Евреи вообще сентиментальный народ. Их так мало благодарят в жизни, когда они заслуживают это по праву, в основном завидуя им, что они на малейший благородный жест человека отвечают ему во сто крат большим добром, потому что они – евреи. Когда я уже садился назад в такси, он сказал мне: «Заур, бродяга, ни тебя, ни твоих друзей я, конечно, никогда не забуду. В любое время я буду рад встретить вас у себя дома. Хочу, чтобы ты был уверен в том, что Арон добро не забывает никогда!» На этом мы и расстались.

Забегая немного вперед, мне хотелось бы отметить, что Арон сдержал свое слово. Чуть позже, через пару месяцев он приехал в лагерь и взгрел Коржика со Скворцом чисто по-жигански, не забыв отстегнуть и на общак.

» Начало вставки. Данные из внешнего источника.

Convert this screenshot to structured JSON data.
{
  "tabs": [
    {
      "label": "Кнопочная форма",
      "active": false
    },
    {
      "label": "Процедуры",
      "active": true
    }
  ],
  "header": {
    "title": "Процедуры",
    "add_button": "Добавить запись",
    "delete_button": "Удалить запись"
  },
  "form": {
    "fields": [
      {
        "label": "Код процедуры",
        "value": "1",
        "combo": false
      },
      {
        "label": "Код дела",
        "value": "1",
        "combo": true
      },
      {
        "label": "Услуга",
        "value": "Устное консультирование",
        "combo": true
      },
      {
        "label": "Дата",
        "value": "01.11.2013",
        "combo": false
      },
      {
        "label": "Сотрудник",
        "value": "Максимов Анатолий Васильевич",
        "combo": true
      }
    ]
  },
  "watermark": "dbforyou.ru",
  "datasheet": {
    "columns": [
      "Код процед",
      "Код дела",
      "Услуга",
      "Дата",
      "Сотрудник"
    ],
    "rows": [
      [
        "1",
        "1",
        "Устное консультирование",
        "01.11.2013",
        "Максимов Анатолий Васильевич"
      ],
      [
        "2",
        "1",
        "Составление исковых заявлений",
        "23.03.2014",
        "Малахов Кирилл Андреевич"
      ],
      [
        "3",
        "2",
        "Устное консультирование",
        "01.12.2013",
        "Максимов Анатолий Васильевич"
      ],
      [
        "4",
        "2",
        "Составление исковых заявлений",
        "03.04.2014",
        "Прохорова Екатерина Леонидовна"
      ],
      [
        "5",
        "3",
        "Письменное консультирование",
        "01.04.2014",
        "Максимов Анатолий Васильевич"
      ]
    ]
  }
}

Что же касалось его возможностей и положения в обществе, к которому он принадлежал, то достаточно вспомнить один случай, чтобы все стало ясно и понятно. Однажды после очередного вояжа по странам Балтики мы с подельником и корешем моим Лимпусом возвращались домой, в Махачкалу, но по дороге решили заехать в Питер, повидать старых друзей, да и босоту. Накануне дня отъезда Лимпус как бы невзначай напомнил мне о «бедном еврее», о котором я ему не раз рассказывал, и мы решили заехать к Арону.

Тогда еще не догадываясь зачем, вижу, Лимпус взял с собой золотую цепь в мизинец толщиной и в метр восемьдесят длиной, которую мы отработали у одного финна буквально неделю назад. Так вот, приехали мы к Арону, сидим в шикарной гостиной, коктейль потягиваем, нас обслуживают две длинноногие фурии, все уже слегка подшофе.

Лимпус и выдает Арону вроде как бы между прочим, спонтанно, даже не посоветовавшись со мной:

– А что, Арон, не мог бы ты вот эту цепурашку спихнуть? – и выволакивает из кармана полукилограммовую золотую цепь.

– Эх, Абдул, бродяга, – отвечает ему Арон, – видать, мало тебе твой кореш Золоторучка обо мне рассказывал, раз ты так меня обижаешь. Ты видел, наверное, в порту крейсер «Аврора» на приколе стоит?

– Да, конечно, – отвечает Лимпус, – кто ж его не видел?

– Так вот, бродяга, если бы на него покупатель нашелся, я бы и его продал.

Я не могу даже словами передать, как я смеялся до слез над их диалогом. И потом еще долго тараканил Лимпуса, но в тот день он, конечно, на Арона не обиделся, да и молод он был еще, хотя уже многое начинал понимать в жизни.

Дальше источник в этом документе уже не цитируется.